We examined whether the anti-restenotic effects of liraglutide were preserved under severe hyperglycemia in db/db mice, a model of obesity-induced diabetes (animal experiment 4). At the time of treatment initiation (at the age of 9 weeks), all db/db mice exhibited severe hyperglycemia (random plasma glucose levels over 300 mg/dL), and a significantly decreased Glp-1r expression in the aorta, compared to that in nondiabetic wild-type mice (Fig. 7a). First, we determined the dose of liraglutide to be administered. The body weights and the fasting plasma glucose levels of db/db mice were significantly reduced following liraglutide treatment with 107 nmol/kg/day compared with those of mice administered vehicle treatment, while treatment with 17 nmol/kg/day liraglutide did not affect body weight, and caused a slight decrease in fasting plasma glucose levels (Additional file 1: Figure S4a, b). To avoid the potential influence of systemic effects, we chose a 17 nmol/kg/day dose of liraglutide for this experiment. The physiological and biochemical parameters are presented in Table 5. Fasting plasma glucose and HbA1c levels tended to be lower in liraglutide-treated mice (p = 0.20 and 0.66, respectively). Other parameters were similar between the groups, except for the pulse rate and plasma active GLP-1 levels. Treatment with liraglutide significantly suppressed neointimal hyperplasia compared with that achieved by treatment with the vehicle, without inducing medial thinning or arterial dilation (Fig. 7b–f). In addition, liraglutide treatment reduced the percentage of neointimal and medial proliferating cells (Fig. 7g–i). Further, the reduction in the number of neointimal proliferating cells was correlated with the neointimal area (Table 6). Liraglutide treatment also decreased intimal cell density, which was not changed in normoglycemic mice (Fig. 7j, k).
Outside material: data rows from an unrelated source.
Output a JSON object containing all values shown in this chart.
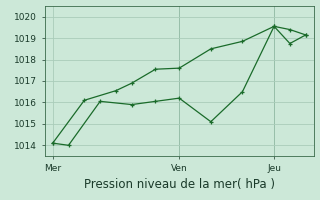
{
  "xlabel": "Pression niveau de la mer( hPa )",
  "bg_color": "#cce8d8",
  "grid_color": "#aaccba",
  "line_color": "#1a6b2a",
  "vline_color": "#3a7a5a",
  "ylim": [
    1013.5,
    1020.5
  ],
  "yticks": [
    1014,
    1015,
    1016,
    1017,
    1018,
    1019,
    1020
  ],
  "xtick_labels": [
    "Mer",
    "Ven",
    "Jeu"
  ],
  "xtick_positions": [
    0,
    8,
    14
  ],
  "vline_positions": [
    8,
    14
  ],
  "line1_x": [
    0,
    1,
    3,
    5,
    6.5,
    8,
    10,
    12,
    14,
    15,
    16
  ],
  "line1_y": [
    1014.1,
    1014.0,
    1016.05,
    1015.9,
    1016.05,
    1016.2,
    1015.1,
    1016.5,
    1019.55,
    1019.4,
    1019.15
  ],
  "line2_x": [
    0,
    2,
    4,
    5,
    6.5,
    8,
    10,
    12,
    14,
    15,
    16
  ],
  "line2_y": [
    1014.1,
    1016.1,
    1016.55,
    1016.9,
    1017.55,
    1017.6,
    1018.5,
    1018.85,
    1019.55,
    1018.75,
    1019.15
  ],
  "tick_fontsize": 6.5,
  "xlabel_fontsize": 8.5,
  "line_width": 0.9,
  "marker_size": 3.0
}
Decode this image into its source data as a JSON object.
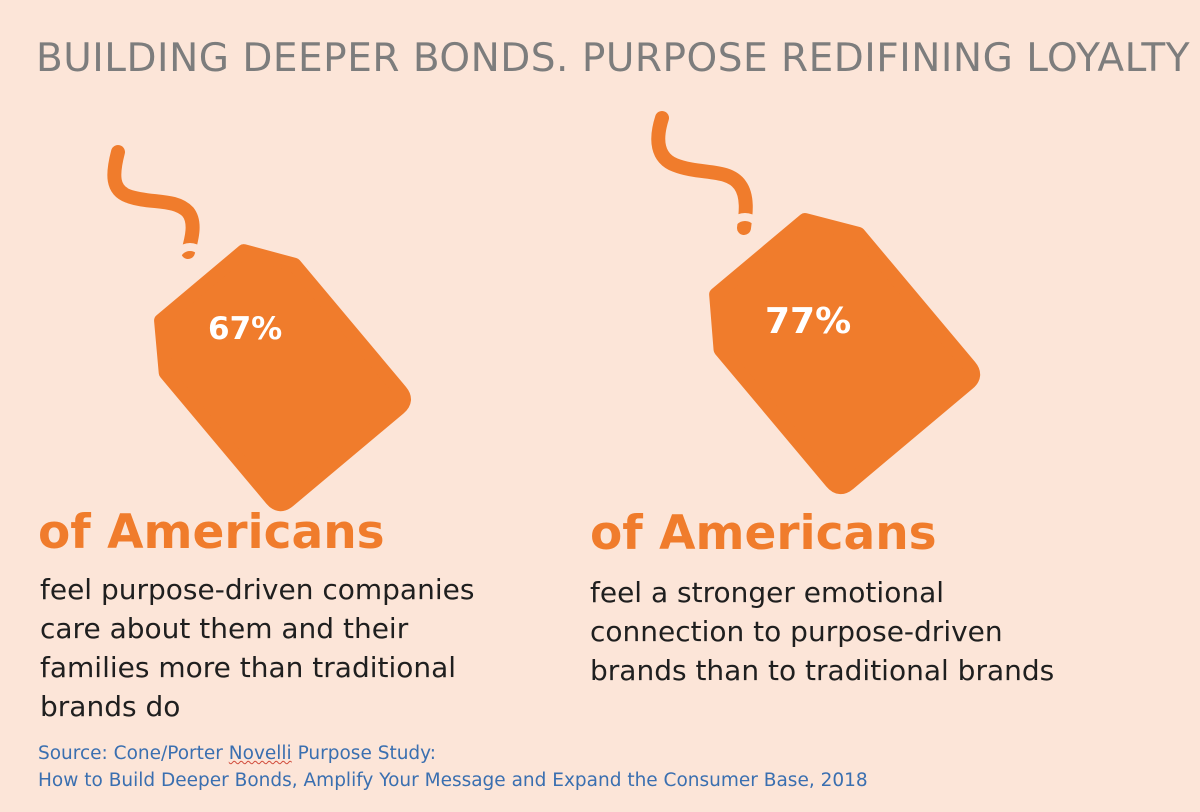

We examined the effects of hyperglycemia on liraglutide-stimulated endothelial NO production in vitro. HUVECs were exposed to a high glucose concentration (25 mmol/L) 96 h before the experiments. Liraglutide treatment significantly increased NO production in HUVECs cultured in high concentrations of glucose, as well as in those cultured under normal glucose conditions (Fig. 8a). Similarly, liraglutide treatment significantly increased the phosphorylation of LKB1, AMPK, and eNOS in HUVECs cultured in high-glucose media (Fig. 8b–e).

Finally, we investigated the anti-inflammatory effects of liraglutide in vivo (animal experiment 5). Femoral arteries were collected from a different set of animals 7 days after injury (Day 11). In normoglycemic wild-type mice, liraglutide did not affect the injury-induced vascular expression of pro-inflammatory cytokines, chemokines, or growth factors (Fig. 9a–e). In hyperglycemic db/db mice, inflammatory responses to the injury were substantially enhanced compared with those in normoglycemic mice. Further, liraglutide treatment significantly suppressed the hyperglycemia-enhanced vascular expression of Il-1, Tnf-α, and Tgf-β, and tended to reduce Il-6 and Mcp-1 levels (Fig. 9a–e).